Content Personalization

  • What can you do? Select articles/videos for homepage (combinatorial)
  • Do choices relate? Content categories have patterns (structured)
  • Extra info? User profile, trends, browsing history
  • How do rewards work? User interests evolve over time (non-stationary)
  • What do you learn? Performance of individual content pieces (partial feedback)

A Practical Decision Guide

When I encounter a new bandit problem, I work through these questions in order:

Step 1: What are my options?

  • Few discrete choices? → Try UCB or Thompson Sampling
  • Continuous parameters? → Look into Gaussian Process methods

Step 2: Do my choices relate to each other?

  • Yes? → Use linear bandits or kernel methods to share information
  • No? → Treat each option independently

Step 3: What extra information do I have?

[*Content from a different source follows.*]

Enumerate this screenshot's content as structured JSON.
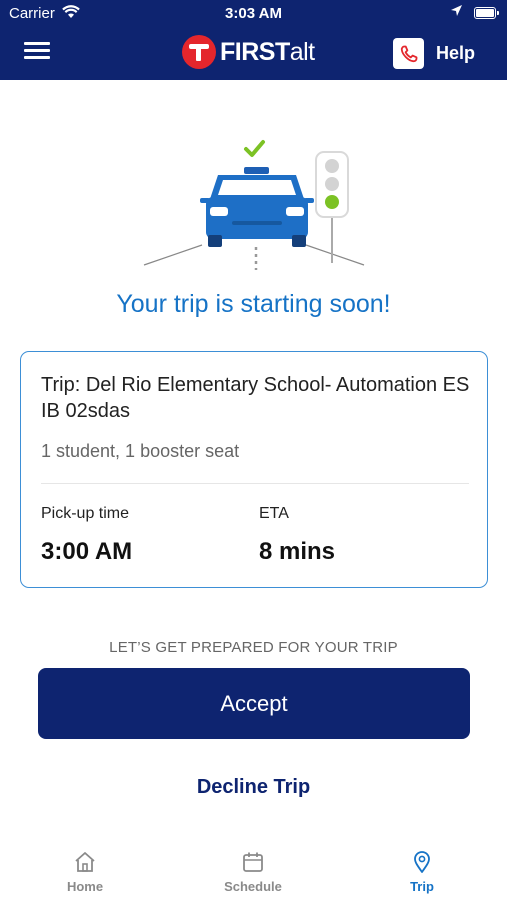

  • Rich context? → Use contextual bandits (LinUCB works well)
  • No context? → Stick with standard approaches

Step 4: How do rewards behave?

  • Stable? → UCB and Thompson Sampling work great
  • Changing over time? → Add forgetting factors or use sliding windows
  • Someone working against me? → Need adversarial approaches like EXP3

Step 5: How much do I learn each time?

  • Just my choice? → Standard bandit algorithms
  • Everything? → Online gradient descent or multiplicative weights
  • Something in between? → Exploit the extra structure

This isn’t the only way to think about these problems, but it’s helped me avoid getting lost in the academic literature and focus on what actually matters for the problem at hand.

Summary

These five questions have helped me navigate bandit problems more systematically:

  1. What can you do? (Action space: few vs many options, single vs multiple choices)
  2. Do choices relate? (Whether trying one option teaches you about others)
  3. What extra info do you have? (Context that might improve decisions)
  4. How do rewards work? (Stable, changing, or adversarial)
  5. How much do you learn? (Feedback from just your choice vs everything)

The framework isn’t perfect, but it’s helped me avoid getting overwhelmed by the academic literature and focus on what matters for real problems. Structured problems let you learn faster by sharing information between options, while adversarial settings require completely different approaches.